17 Ekim 2018 Tarihli Resmi Gazete

Sayı: 30568

Kamu Gözetimi, Muhasebe ve Denetim Standartları Kurumundan:

KURUL KARARI

6102 sayılı TTK’nın 88’inci maddesi ile 660 sayılı KHK’nın 9’uncu maddesinin birinci fıkrasının (b) bendi uyarınca, ortak kontrole tabi işletme birleşmelerinin muhasebeleştirilmesinde karşılaşılan tereddütlerin giderilmesi ve uygulama birliğinin sağlanmasını teminen konuya ilişkin olarak yürürlükte bulunan Türkiye Muhasebe Standartlarının Uygulanmasına Yönelik İlke Kararının revize edilmesine karar verilmiştir.

TÜRKİYE FİNANSAL RAPORLAMA STANDARTLARININ UYGULANMASINA YÖNELİK İLKE KARARI

Sayı : 2018-1

Konu : Ortak Kontrole Tabi İşletme Birleşmelerinin Muhasebeleştirilmesi

İlişkili Standartlar : TFRS 3 İşletme Birleşmeleri, TMS 8 Muhasebe Politikaları, Muhasebe Tahminlerinde Değişiklikler ve Hatalar, Finansal Raporlamaya İlişkin Kavramsal Çerçeve

I. Ön Bilgi

İşletme birleşmelerinin muhasebeleştirilmesine ilişkin esaslar TFRS 3 İşletme Birleşmeleri’nde düzenlenmiştir. TFRS 3’te işletme birleşmesi; “Bir edinen işletmenin, bir veya daha fazla işletmenin kontrolünü eline geçirdiği bir işlem veya başka bir olay” şeklinde tanımlanmıştır.

Bununla birlikte, TFRS 3’te ortak kontrole tabi işletme birleşmeleri; “Birleşen tüm teşebbüs ya da işletmelerin işletme birleşmesinin öncesinde ve sonrasında aynı kişi veya kişiler tarafından kontrol edildiği ve bu kontrolün geçici olmadığı bir işletme birleşmesi” şeklinde tanımlanmış olup, TFRS 3’te bu birleşmelerin muhasebeleştirilmesine ilişkin herhangi bir hüküm bulunmamaktadır. Ayrıca TFRS 3’ün 2’nci paragrafında açıkça ortak kontrole tabi işletme birleşmelerinin bu TFRS’nin kapsamı dışında olduğu belirtilmektedir. Diğer taraftan, TFRS 3 ’ün bu konu hakkında rehberlik sağlayan hükümleri bulunmakla birlikte, söz konusu hükümlerde de muhasebeleştirmeye yönelik bir belirleme yapılmamaktadır (bakınız: TFRS 3 B1-B4 paragrafları).

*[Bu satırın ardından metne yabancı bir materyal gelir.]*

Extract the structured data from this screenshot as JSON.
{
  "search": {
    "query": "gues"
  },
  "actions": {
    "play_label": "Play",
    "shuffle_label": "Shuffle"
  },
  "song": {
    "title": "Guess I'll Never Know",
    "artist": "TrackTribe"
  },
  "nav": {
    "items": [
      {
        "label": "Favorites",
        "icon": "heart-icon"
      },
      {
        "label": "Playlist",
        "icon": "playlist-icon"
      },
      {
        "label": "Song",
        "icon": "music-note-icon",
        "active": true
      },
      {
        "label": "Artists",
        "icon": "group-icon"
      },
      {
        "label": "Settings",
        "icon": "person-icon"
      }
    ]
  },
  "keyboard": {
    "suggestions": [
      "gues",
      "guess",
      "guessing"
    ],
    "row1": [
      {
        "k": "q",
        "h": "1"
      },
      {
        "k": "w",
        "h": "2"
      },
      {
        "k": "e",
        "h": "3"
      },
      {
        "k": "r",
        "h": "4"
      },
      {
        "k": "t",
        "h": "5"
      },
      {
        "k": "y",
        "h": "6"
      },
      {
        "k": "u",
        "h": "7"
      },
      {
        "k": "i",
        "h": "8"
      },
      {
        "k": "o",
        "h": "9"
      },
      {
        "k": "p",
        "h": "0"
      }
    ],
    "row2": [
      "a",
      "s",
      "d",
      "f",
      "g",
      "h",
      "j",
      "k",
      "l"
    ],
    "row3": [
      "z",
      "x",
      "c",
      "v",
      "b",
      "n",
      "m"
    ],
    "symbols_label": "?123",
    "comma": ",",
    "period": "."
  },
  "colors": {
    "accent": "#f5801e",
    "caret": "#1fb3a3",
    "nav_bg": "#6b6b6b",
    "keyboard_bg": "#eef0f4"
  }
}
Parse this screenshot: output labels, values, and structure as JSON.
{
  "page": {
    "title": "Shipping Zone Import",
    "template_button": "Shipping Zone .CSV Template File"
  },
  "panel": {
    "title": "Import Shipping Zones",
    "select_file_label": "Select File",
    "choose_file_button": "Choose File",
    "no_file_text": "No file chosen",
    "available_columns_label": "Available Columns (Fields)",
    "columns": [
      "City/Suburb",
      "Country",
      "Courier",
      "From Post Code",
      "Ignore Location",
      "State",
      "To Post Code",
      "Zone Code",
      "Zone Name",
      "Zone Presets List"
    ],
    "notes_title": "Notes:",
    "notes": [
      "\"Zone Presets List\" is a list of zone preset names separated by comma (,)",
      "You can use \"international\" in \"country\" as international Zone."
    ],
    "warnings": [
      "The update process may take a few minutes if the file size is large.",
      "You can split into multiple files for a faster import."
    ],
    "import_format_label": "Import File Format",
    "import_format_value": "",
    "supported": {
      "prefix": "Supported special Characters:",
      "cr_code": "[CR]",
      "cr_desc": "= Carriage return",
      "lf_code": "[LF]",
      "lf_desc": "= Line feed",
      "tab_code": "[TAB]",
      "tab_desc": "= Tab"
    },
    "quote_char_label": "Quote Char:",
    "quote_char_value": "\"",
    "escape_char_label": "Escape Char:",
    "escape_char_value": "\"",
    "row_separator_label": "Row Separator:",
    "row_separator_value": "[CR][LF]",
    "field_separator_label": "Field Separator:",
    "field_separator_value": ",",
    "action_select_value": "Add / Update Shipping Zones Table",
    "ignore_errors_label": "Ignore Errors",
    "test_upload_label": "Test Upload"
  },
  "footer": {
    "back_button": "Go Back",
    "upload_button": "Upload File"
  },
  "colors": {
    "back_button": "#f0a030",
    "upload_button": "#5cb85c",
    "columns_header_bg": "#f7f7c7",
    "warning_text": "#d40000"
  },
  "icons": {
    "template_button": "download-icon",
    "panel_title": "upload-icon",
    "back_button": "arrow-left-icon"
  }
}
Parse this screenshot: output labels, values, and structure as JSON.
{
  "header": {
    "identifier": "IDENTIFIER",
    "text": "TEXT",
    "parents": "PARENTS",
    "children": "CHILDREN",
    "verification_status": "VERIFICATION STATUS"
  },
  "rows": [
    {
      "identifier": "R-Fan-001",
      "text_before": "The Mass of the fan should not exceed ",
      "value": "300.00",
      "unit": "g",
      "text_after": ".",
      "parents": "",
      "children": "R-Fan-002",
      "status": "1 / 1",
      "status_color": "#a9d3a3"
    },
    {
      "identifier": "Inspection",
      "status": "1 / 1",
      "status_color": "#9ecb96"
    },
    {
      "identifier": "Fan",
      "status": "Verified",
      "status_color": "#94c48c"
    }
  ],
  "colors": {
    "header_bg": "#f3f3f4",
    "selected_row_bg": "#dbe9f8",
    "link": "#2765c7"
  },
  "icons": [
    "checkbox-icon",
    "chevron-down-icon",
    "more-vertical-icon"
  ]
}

II. Ortak Kontrole Tabi İşletme Birleşmelerinin Muhasebeleştirilmesi Konusunda TFRS Hükümlerinin Değerlendirilmesi

Yukarıda yer verilen hükümler çerçevesinde, Türkiye Finansal Raporlama Standartlarında (TFRS) ortak kontrole tabi işletme birleşmelerinin muhasebeleştirilmesine ilişkin özel bir hüküm bulunmadığı görülmektedir. Bu itibarla, ortak kontrole tabi işletme birleşmelerinde edinen işletmelerin, TMS 8 Muhasebe Politikaları, Muhasebe Tahminlerinde Değişiklikler ve Hatalar’ın 10-12’nci paragraflarında yer verilen hiyerarşi çerçevesinde uygun bir muhasebe politikası seçmeleri gerekmektedir.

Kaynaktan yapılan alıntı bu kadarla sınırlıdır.